There was of course the nostalgia that will evoke and tap emotions in the unexpected places. For Dempsey, that place was the Eaglerock Estate, also known as the ’Twiddle House’ where Mihali, Ryan and Brook Jordan lived, wrote, rehearsed and played shows, and later met Zdenek Gubb who officially joined the band.

Going there was very nostalgic and seeing my band there as adults and looking back and thinking back to when we were children or you know just out-in-the-world young adults and not having a clue what we were doing and scared to death on what we were doing, but always following our intuition. It was cool to go back to Eagle Rock and be with my brothers and have our own moment and go up to our rooms and have stories of years that we were there and how the music shaped itself in those early times. That was very cool. 

Now with Roots Tour behind them, and three Drive-In shows in Vermont this weekend, Dempsey was asked what he was missing the most about playing live right now.

I miss the gathering of people. I’m a very social person, so playing live is important for me because obviously it’s great to see fans interacting and showing their love for the music as we play on stage, but I also miss going out after and before shows talking to every fan I can, in the front or the back, and shooting the shit with them. A lot of good family with our fan base that I have come to know and learn to love over the years and I miss being able to interact with those people personally.

photo by Dave Decrescente

One would suspect that musicians of any ilk are spending their time in quarantine these past five months staying productive and writing songs. That is true for Dempsey as well, but with the distractions that come from not having a typical routine to fall into.

So, my duck and my raccoon poop on me while I play so that’s affected my concentration; when I’m on the piano, I like to have one of the animals up there. But actually it hasn’t really affected it because I’ve been busy doing Cameos and we still practice with Twiddle, but it’s hard. It’s like when you work out, you get used to working out every day and then, when you stop, you kind of get out of your original routine. So I guess I’m not playing as much anymore even though I can still practice, but being able to be with Twiddle every day on the road, every day you wake up and you immediately go to soundcheck and you practice for hours. So without having that daily routine it’s kind of throwing me off. I still am trying to stay creative, but as far as practice, I should probably be a little bit more disciplined about practice.

Now with 15 years of Twiddle under his belt, when asked to look back and give Ryan Dempsey in 2010 advice, he turned to the last five years of his life with his wife for words of wisdom.

Watch out for that Alexandra girl, she’s coming for you. To relax a little bit more and not be so stressed out. To trust your intuition and just not listen to anyone, not family, friends or even haters – just do you and believe in your passion and your dream and not take shit from from anyone. 

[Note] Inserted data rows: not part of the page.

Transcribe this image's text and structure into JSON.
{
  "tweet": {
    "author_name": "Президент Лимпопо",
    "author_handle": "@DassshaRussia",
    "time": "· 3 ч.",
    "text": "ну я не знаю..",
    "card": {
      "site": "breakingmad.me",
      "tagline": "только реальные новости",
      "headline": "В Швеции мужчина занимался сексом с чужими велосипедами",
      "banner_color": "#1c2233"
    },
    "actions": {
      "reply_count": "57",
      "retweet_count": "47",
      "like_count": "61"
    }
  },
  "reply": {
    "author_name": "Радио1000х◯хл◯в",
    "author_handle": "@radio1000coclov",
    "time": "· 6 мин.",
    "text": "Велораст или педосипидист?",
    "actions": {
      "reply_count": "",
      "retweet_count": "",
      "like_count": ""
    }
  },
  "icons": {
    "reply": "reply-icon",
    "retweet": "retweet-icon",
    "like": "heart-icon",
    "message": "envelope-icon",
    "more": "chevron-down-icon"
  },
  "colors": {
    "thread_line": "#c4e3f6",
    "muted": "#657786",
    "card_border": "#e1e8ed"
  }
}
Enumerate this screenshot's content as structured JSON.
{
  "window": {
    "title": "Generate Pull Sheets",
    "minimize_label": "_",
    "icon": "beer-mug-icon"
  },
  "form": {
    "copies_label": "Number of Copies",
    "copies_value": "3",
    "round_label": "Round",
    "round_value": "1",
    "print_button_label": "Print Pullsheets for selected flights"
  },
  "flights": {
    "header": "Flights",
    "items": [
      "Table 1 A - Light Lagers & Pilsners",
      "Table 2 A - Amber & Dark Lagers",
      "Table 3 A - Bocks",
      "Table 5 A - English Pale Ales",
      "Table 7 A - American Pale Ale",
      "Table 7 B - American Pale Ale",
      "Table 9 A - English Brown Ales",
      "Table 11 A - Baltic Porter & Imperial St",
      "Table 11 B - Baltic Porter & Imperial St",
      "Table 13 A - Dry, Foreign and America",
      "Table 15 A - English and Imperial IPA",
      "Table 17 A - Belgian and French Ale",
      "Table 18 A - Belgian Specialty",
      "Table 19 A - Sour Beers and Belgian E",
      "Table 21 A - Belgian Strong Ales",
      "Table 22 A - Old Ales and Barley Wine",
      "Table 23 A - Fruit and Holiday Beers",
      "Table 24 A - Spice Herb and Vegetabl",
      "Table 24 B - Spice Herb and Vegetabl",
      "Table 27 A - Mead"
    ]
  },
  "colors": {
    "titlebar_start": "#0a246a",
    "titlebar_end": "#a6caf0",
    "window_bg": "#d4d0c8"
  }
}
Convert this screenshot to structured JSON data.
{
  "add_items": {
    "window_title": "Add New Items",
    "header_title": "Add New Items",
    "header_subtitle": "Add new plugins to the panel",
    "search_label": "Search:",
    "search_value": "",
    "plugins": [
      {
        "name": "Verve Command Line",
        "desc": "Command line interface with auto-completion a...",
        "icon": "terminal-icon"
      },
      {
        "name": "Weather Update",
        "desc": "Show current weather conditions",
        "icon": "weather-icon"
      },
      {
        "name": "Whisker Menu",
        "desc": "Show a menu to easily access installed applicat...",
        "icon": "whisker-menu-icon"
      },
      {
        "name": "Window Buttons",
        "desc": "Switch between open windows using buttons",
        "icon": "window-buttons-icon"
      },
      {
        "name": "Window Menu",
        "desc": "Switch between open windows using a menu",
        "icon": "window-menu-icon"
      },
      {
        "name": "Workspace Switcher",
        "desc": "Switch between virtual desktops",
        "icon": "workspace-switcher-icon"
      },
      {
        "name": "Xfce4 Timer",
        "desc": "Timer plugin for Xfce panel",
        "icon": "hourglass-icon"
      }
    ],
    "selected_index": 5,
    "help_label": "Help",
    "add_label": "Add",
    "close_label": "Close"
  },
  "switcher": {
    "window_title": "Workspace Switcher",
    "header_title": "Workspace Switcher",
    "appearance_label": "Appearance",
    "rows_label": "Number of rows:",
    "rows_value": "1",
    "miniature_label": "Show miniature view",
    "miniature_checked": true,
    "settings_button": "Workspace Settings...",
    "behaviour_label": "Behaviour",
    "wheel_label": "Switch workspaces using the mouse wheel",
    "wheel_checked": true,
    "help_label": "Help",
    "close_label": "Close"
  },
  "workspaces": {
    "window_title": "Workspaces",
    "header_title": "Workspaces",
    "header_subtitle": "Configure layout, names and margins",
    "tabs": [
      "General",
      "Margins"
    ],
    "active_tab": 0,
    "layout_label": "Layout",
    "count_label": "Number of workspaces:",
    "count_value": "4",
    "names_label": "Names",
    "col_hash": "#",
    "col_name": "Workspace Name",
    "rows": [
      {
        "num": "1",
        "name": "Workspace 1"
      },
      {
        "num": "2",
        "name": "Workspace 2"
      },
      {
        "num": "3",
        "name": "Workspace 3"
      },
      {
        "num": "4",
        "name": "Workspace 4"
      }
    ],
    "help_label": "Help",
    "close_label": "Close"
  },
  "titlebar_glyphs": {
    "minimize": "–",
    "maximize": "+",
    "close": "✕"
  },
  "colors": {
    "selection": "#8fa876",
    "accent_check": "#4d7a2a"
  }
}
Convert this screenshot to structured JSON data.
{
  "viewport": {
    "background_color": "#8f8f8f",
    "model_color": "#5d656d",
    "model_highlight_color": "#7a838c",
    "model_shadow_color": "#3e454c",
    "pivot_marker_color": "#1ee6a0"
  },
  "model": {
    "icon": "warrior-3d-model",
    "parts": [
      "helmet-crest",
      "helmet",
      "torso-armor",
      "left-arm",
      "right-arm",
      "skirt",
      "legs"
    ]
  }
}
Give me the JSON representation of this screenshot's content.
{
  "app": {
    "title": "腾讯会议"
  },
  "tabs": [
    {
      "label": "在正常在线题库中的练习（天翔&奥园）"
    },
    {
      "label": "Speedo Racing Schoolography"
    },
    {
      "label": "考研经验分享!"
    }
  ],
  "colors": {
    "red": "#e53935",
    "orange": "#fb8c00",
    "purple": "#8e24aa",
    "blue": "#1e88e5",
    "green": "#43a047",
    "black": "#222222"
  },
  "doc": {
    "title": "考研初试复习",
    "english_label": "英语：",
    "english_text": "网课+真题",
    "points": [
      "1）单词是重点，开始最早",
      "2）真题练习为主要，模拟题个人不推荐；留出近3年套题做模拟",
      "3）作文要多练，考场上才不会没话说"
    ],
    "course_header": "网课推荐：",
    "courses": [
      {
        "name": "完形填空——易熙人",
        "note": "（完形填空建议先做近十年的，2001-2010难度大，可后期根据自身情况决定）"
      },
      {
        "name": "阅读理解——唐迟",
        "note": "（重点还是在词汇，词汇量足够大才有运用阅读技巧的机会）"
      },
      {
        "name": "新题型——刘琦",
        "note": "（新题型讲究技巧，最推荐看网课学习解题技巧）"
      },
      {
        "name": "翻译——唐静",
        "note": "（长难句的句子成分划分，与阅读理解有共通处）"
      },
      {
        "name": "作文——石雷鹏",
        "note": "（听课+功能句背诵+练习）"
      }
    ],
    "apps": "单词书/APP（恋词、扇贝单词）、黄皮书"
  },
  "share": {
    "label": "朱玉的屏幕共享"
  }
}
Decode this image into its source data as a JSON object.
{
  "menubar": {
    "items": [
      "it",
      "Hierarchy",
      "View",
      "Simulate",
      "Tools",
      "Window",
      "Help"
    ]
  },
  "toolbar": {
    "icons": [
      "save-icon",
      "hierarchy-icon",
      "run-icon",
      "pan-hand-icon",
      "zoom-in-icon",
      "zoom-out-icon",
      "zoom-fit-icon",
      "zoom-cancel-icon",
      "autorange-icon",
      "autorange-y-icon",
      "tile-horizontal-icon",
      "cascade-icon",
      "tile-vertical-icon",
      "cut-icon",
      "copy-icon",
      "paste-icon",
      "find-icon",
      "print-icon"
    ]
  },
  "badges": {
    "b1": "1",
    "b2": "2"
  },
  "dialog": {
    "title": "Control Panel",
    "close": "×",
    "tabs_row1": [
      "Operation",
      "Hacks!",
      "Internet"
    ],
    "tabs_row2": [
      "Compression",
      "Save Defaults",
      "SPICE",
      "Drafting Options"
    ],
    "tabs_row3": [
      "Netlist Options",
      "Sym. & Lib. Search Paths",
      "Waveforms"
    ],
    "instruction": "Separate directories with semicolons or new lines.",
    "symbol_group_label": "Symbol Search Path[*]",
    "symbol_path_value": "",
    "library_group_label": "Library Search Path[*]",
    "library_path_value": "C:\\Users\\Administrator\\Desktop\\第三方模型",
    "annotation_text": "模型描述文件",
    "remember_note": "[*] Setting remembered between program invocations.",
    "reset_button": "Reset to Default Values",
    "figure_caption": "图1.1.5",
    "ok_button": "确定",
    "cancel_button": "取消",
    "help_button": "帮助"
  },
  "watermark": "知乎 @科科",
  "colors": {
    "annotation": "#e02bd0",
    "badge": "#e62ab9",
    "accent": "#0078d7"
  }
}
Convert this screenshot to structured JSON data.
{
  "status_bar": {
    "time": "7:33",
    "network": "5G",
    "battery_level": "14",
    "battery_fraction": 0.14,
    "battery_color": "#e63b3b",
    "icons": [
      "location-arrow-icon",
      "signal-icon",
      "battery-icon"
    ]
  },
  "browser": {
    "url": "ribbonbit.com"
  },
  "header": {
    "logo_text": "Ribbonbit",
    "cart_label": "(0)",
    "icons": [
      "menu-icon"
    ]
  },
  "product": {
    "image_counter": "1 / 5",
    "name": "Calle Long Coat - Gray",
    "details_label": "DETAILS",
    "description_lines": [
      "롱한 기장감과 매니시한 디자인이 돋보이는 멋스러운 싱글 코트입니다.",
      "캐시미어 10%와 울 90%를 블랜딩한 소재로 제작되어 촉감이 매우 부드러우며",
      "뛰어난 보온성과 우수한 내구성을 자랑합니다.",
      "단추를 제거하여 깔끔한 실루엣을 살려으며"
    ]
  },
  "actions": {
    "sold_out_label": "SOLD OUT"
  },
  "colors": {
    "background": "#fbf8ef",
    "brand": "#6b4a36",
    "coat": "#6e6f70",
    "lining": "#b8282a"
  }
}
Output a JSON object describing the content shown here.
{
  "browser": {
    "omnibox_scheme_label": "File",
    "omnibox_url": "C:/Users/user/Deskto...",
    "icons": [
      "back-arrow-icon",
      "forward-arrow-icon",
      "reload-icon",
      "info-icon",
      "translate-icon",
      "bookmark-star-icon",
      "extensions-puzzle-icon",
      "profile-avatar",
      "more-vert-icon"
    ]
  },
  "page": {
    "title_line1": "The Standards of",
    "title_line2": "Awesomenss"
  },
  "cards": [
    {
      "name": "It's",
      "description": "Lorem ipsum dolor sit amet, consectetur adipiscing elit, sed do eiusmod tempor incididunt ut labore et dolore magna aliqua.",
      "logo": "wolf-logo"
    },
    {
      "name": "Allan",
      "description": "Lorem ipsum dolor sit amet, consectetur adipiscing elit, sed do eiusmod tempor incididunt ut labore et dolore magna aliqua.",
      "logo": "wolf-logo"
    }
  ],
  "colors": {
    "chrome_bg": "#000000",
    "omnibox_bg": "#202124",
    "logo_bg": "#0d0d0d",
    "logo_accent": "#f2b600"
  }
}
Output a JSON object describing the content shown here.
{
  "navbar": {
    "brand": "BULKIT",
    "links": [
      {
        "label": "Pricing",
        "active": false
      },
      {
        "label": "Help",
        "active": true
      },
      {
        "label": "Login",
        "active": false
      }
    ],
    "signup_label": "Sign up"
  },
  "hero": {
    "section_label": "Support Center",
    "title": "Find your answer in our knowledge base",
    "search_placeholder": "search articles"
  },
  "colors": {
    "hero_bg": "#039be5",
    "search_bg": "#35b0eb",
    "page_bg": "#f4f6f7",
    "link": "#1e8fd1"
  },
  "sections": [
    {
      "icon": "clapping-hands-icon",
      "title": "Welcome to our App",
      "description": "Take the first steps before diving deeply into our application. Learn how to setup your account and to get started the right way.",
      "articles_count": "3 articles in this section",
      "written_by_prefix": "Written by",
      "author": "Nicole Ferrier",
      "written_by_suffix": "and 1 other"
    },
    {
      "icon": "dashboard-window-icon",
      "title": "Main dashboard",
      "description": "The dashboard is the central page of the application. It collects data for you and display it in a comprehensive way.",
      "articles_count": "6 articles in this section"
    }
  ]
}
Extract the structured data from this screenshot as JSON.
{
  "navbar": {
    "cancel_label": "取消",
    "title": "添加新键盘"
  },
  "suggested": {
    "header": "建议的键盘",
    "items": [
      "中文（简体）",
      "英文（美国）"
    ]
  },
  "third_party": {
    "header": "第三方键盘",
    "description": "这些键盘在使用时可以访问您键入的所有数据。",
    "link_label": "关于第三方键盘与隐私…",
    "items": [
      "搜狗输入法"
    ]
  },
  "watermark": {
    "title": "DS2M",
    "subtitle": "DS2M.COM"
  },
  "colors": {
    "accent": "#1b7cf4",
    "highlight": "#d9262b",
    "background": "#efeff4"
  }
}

And what advice would he give his 2015 self? He thought of that Alexandra girl, simply saying “You’re about to meet the love of your life.”

Now, with Drive-In shows this weekend in Essex, Twiddle will hold their first public performance since their Winter Tour in March. What does Dempsey expect from the show?

“I expect us to be so nervous that we fall on our faces and make fools of ourselves. We will be so scared that we will start playing a song and we’re all gonna just forget the song! It is going to blow and the audience will say “you suck, I hate you Twiddle” and then I don’t know… I’d like to see people in bubbles… big plastic bubbles just rolling around while we play.”